Amerikan hava üstünlüğünden bahsettiniz, Sovyet gazilerinin buna katılmaları pek mümkün değil

- Sanırım aynı fikirde olacaklar, çünkü pilotlarımızın, Kuzey'e ek bir kaldıraç olarak, Amerikalıların, örneğin barajlar ve hidroelektrik gibi barışçıl nesnelerin stratejik bombalanmasını kullanması gerçeğiyle ilgili çok sınırlı bir dizi görevi vardı. güç istasyonları. Sınır bölgelerinde olanlar dahil. Örneğin, DPRK'nın arması üzerinde gösterilen ve bölgedeki en büyük elektrik santrali olan Suphun hidroelektrik santrali, sadece Kore'ye değil, aynı zamanda kuzeydoğu Çin'e de elektrik tedarik etti.

Bu nedenle, savaşçılarımızın asıl işi, Kore ve Çin sınırındaki endüstriyel tesisleri Amerikan havacılığının hava saldırılarından korumaktı. Ön cephede savaşmadılar ve saldırı operasyonlarında yer almadılar.

"Kim kazanacak" sorusuna gelince, her iki taraf da havada bir zafer kazandığından emin. Amerikalılar doğal olarak düşürdükleri tüm MiG'leri sayarlar, sadece bizimkileri değil, aynı zamanda Çinli ve Koreli pilotlar da uçuş becerileri arzulanan çok şey bırakan MiG'lerde uçtu. Ayrıca, Amerikalılar bombardıman uçaklarını korumaya çalışırken pilotlarımızı avlarken, MIG'lerimizin ana hedefi B-29 "uçan kaleler" idi.

Savaşın sonucu nedir?

- Savaş yarımadanın vücudunda çok acı bir iz bıraktı. Cephe bir sarkaç gibi sallandığında Kore'deki yıkımın ölçeğini hayal edebiliyorum. Bu arada, Kore'ye Vietnam'dan daha fazla napalm atıldı ve bu, Vietnam Savaşı'nın neredeyse üç kat daha uzun sürmesine rağmen. Kayıpların kuru kalan kısmı şu şekildedir: her iki tarafın birliklerinin kayıpları yaklaşık 2,4 milyon kişidir. Sivillerle birlikte, öldürülen ve yaralanan sivillerin toplam sayısını saymak çok zor olsa da, her iki Kore nüfusunun %10'unu oluşturan yaklaşık 3 milyon insan (1,3 milyon güneyli ve 1,5-2,0 milyon kuzeyli) ortaya çıkıyor. bu süreçte. Aktif düşmanlık dönemi bir yıldan biraz fazla sürmesine rağmen, 5 milyon kişi daha mülteci oldu.

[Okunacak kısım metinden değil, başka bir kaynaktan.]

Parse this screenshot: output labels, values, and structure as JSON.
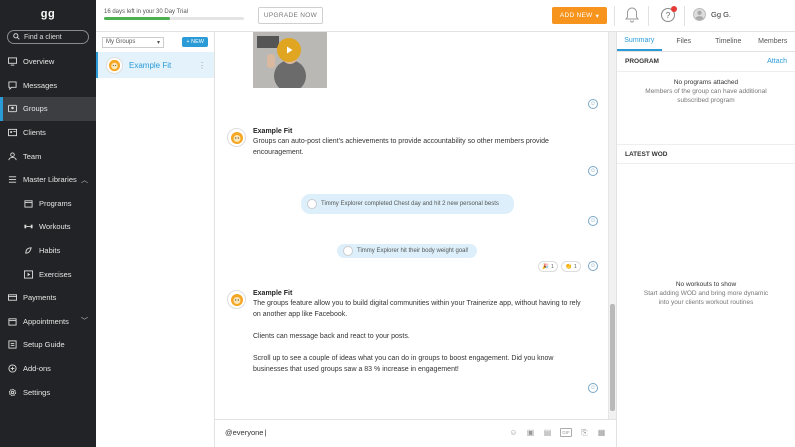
{
  "app": {
    "logo": "gg"
  },
  "nav": {
    "search_placeholder": "Find a client",
    "items": [
      {
        "label": "Overview",
        "icon": "monitor-icon"
      },
      {
        "label": "Messages",
        "icon": "chat-icon"
      },
      {
        "label": "Groups",
        "icon": "groups-icon",
        "active": true
      },
      {
        "label": "Clients",
        "icon": "id-card-icon"
      },
      {
        "label": "Team",
        "icon": "team-icon"
      },
      {
        "label": "Master Libraries",
        "icon": "library-icon",
        "expanded": true
      },
      {
        "label": "Programs",
        "icon": "calendar-icon",
        "sub": true
      },
      {
        "label": "Workouts",
        "icon": "dumbbell-icon",
        "sub": true
      },
      {
        "label": "Habits",
        "icon": "habit-icon",
        "sub": true
      },
      {
        "label": "Exercises",
        "icon": "play-icon",
        "sub": true
      },
      {
        "label": "Payments",
        "icon": "payments-icon"
      },
      {
        "label": "Appointments",
        "icon": "calendar-icon"
      },
      {
        "label": "Setup Guide",
        "icon": "guide-icon"
      },
      {
        "label": "Add-ons",
        "icon": "addons-icon"
      },
      {
        "label": "Settings",
        "icon": "gear-icon"
      }
    ]
  },
  "topbar": {
    "trial_text": "16 days left in your 30 Day Trial",
    "trial_progress": 0.47,
    "upgrade_label": "UPGRADE NOW",
    "add_new_label": "ADD NEW",
    "user_name": "Gg G."
  },
  "groups": {
    "filter_label": "My Groups",
    "new_label": "+ NEW",
    "items": [
      {
        "name": "Example Fit"
      }
    ]
  },
  "feed": {
    "posts": [
      {
        "author": "Example Fit",
        "text": "Groups can auto-post client's achievements to provide accountability so other members provide encouragement."
      },
      {
        "author": "Example Fit",
        "paragraphs": [
          "The groups feature allow you to build digital communities within your Trainerize app, without having to rely on another app like Facebook.",
          "Clients can message back and react to your posts.",
          "Scroll up to see a couple of ideas what you can do in groups to boost engagement. Did you know businesses that used groups saw a 83 % increase in engagement!"
        ]
      }
    ],
    "auto_posts": [
      {
        "text": "Timmy Explorer completed Chest day and hit 2 new personal bests"
      },
      {
        "text": "Timmy Explorer hit their body weight goal!"
      }
    ],
    "reactions": [
      {
        "emoji": "🎉",
        "count": "1"
      },
      {
        "emoji": "👏",
        "count": "1"
      }
    ]
  },
  "composer": {
    "value": "@everyone"
  },
  "right_panel": {
    "tabs": [
      "Summary",
      "Files",
      "Timeline",
      "Members"
    ],
    "active_tab": "Summary",
    "program": {
      "heading": "PROGRAM",
      "attach_label": "Attach",
      "empty_title": "No programs attached",
      "empty_body": "Members of the group can have additional subscribed program"
    },
    "wod": {
      "heading": "LATEST WOD",
      "empty_title": "No workouts to show",
      "empty_body": "Start adding WOD and bring more dynamic into your clients workout routines"
    }
  },
  "colors": {
    "accent": "#2b9bd8",
    "orange": "#f7941d",
    "nav_bg": "#222326",
    "trial_fill": "#4caf50"
  }
}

Hedeflerine ulaşmak açısından, hiç kimse savaşı kazanmadı. Birleşme sağlanamadı, hızla "Büyük Kore Duvarı" na dönüşen oluşturulan Sınır Çizgisi, yalnızca yarımadanın bölünmesini vurguladı ve yüzleşmeye yönelik psikolojik tutum, savaştan kurtulan birkaç neslin zihninde kaldı - bir savaş duvarı. aynı ulusun iki parçası arasında düşmanlık ve güvensizlik büyüdü. Siyasi ve ideolojik çatışma sadece güçlendirildi.